Metadata-Version: 2.1
Name: progentrl
Version: 1.0.0
Summary: Pro Generative Tensorial Reinforcement Learning (proGENTRL): Leverage the power using pytorch Lightning and generate molecules
Home-page: https://github.com/Bibyutatsu/proGENTRL
Author: Bibyutatsu
Author-email: bibhashm220896@gmail.com
License: MIT
Description: # Pro Generative Tensorial Reinforcement Learning (proGENTRL) 
        
        This is a [Pytorch Lightning](https://github.com/PyTorchLightning/pytorch-lightning) implementation of [GENTRL](https://github.com/insilicomedicine/gentrl). Recently Pytorch Lightning has gained much popularity due to its lightweight framework and flexibility with handling multiple devices from a single GPU to a HPC cluster. So in order to maximize the efficiency of using GENTRL on multi-GPU environment I have implemented this pytorch lightning code.
        
        ## What is GENTRL?
        The GENTRL model is a variational autoencoder with a rich prior distribution of the latent space. We used tensor decompositions to encode the relations between molecular structures and their properties and to learn on data with missing values. We train the model in two steps. First, we learn a mapping of a chemical space on the latent manifold by maximizing the evidence lower bound.

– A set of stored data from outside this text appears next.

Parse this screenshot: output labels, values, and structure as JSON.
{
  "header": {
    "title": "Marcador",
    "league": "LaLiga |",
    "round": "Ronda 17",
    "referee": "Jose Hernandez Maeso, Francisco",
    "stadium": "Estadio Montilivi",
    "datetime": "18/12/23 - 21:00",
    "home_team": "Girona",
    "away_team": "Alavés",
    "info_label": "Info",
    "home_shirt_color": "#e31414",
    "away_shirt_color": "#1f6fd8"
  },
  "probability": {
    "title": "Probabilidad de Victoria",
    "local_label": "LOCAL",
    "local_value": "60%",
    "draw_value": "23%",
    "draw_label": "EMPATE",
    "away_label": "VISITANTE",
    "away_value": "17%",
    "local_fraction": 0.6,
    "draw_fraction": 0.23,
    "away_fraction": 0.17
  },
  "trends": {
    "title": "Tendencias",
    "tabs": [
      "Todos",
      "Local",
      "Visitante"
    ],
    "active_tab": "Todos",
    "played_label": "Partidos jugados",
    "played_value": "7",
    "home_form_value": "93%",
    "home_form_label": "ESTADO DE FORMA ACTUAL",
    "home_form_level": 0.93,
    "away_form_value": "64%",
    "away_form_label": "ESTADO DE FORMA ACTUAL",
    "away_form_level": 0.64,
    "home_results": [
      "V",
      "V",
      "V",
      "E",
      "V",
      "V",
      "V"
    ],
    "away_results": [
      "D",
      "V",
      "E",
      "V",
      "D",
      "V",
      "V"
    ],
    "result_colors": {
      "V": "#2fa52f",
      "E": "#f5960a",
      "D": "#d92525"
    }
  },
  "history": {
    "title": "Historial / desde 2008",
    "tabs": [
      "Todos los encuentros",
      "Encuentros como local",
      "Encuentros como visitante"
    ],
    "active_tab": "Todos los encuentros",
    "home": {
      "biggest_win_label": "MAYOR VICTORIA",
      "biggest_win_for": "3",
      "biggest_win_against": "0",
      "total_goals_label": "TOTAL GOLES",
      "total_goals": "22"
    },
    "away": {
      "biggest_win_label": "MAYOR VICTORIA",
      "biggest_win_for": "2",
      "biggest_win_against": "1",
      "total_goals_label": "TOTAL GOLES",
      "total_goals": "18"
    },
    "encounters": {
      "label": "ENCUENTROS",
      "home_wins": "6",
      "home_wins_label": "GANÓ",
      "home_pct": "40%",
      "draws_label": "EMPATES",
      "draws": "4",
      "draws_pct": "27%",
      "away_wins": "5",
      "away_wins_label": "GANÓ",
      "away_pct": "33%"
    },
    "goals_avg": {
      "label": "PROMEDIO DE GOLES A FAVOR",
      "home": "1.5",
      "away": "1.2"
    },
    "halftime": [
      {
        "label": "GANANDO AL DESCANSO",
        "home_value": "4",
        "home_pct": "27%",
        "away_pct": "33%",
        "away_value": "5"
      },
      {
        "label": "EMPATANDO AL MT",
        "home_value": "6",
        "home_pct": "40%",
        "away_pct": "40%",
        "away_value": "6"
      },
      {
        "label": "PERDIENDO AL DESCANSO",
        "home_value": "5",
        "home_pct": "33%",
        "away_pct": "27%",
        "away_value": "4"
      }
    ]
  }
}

We then freeze all the parameters except for the learnable prior and explore the chemical space to find molecules with a high reward.
        
        ![GENTRL](https://raw.githubusercontent.com/Bibyutatsu/proGENTRL/master/images/gentrl.png)
        
        # Installation
        
        ## Step 1 :
        Make a new conda environment and install RDKit.
        ```
        conda create -c rdkit -n my-rdkit-env rdkit
        ```
        Then activate this new environment.
        ```
        conda activate my-rdkit-env
        ```
        *Note :*  Make sure that the python3 version is 3.5 or higher and pip3 is installed
        
        ## Step 2 :
        Inside this environment install proGENTRL.
        
        **Using pip (Recommended)**
        ```
        pip install progentrl
        ```
        
        **Using source**
        ```
        git clone https://github.com/Bibyutatsu/proGENTRL.git
        cd proGENTRL
        python3 setup.py install
        ```
        
        ## Step 3 :
        Then I will suggest you install pytorch's latest version according to your cuda version (For e.g. 10.2)
        ```
        python3 -m pip uninstall torch torchvision
        conda install pytorch torchvision cudatoolkit=10.2 -c pytorch
        ```
        
        ## Step 4 : (Optional)
        Making a new **Kernel** for jupyter notebook is recommended. For making a new kernel please follow these steps.
        ```
        python3 -m pip install ipykernel
        python3 -m ipykernel install --user --name rdkit_kernel
        ```
        Now when you open jupyter notebook. Go to **Change Kernel** > **rdkit_kernel**
        
        With these the installation is over and now we are ready to run the `Example.ipynb` notebook provided in the Repo.
        
        ## [Example.ipynb](https://github.com/Bibyutatsu/proGENTRL/blob/master/Example.ipynb)
        
        This notebook is a good starting point to look at how proGENTRL works. It incorporates all the steps from *VAE Training* to *Reinforcement Learning* and finally *Sampling* or generation of new molecules in the form of SMILES strings.
        
        The basic flow of the model is:
        **VAE Train** :arrow_right: **Reinforcement Learning** :arrow_right: **Sampling**
        
        Below we show examples of generated molecules (more samples [here](https://github.com/Bibyutatsu/GENTRL/blob/master/images/Sampling_big.png)). You can find more explanations in my originarlly forked Repo of GENTRL please visit [here](https://github.com/Bibyutatsu/GENTRL)
        
        ![Sampling](https://raw.githubusercontent.com/Bibyutatsu/proGENTRL/master/images/Sampling.jpeg)
        
        For reading more  visit my [blog](https://bibyutatsu.github.io/Blogs/)
        
        
        Supporting Information for the paper _"[Deep learning enables rapid identification of potent DDR1 kinase inhibitors](https://www.nature.com/articles/s41587-019-0224-x)"_.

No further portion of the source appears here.